Atrás quedaron esas fotos en las que salíamos con cara de bobos, bobas, bobes, con los ojos diabólicos por alguna luz o flash mal parqueados, la boca abierta, los párpados cerrados, la expresión perdida, rara, desencajada, chistosa, alguna postura incómoda o rasgos faciales o corporales por los que maldecíamos a la Pachamama o a esos genes rebeldes que no encajan con el ideal de belleza, con el canon que, como sabemos, es aún blanco y europeo en muchas culturas.
Desde los años noventa del siglo anterior, gracias a la digitalización de las comunicaciones y el desarrollo de aparatos varios, entre ellos la cámara de fotos de los teléfonos celulares, ¿quién podría desfavorecer la imagen que proyecta a los otros?

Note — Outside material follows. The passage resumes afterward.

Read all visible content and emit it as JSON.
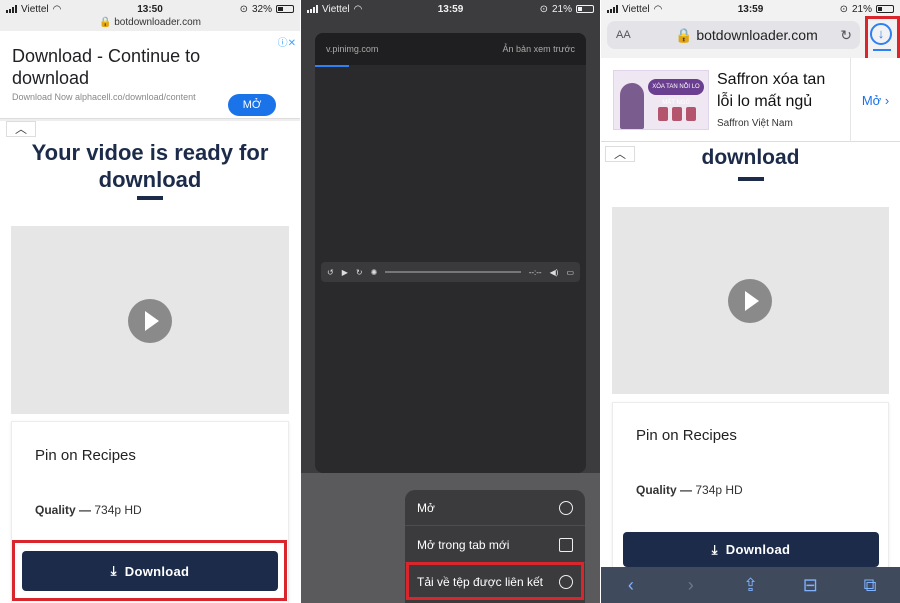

Quizá solo unos pocos de manera consciente. Otra buena parte de la gente que anda en Internet y las plataformas sociales no vacilan a la hora de mejorar su imagen, filtrar sus imperfecciones y potenciar “lo bueno”. Entonces altera tonos para conseguir fotos más cálidas, modernas, veraniegas, dramáticas (nada mejor que el blanco y negro para esto último). Añade un poco de brillos, algún marco interesante y, si está de ánimo, orejas y bigotes de algún animal (de preferencia gata, conejo o perro). También cabe algún filtro de princesa o príncipe, por nombrar algunos de los más populares.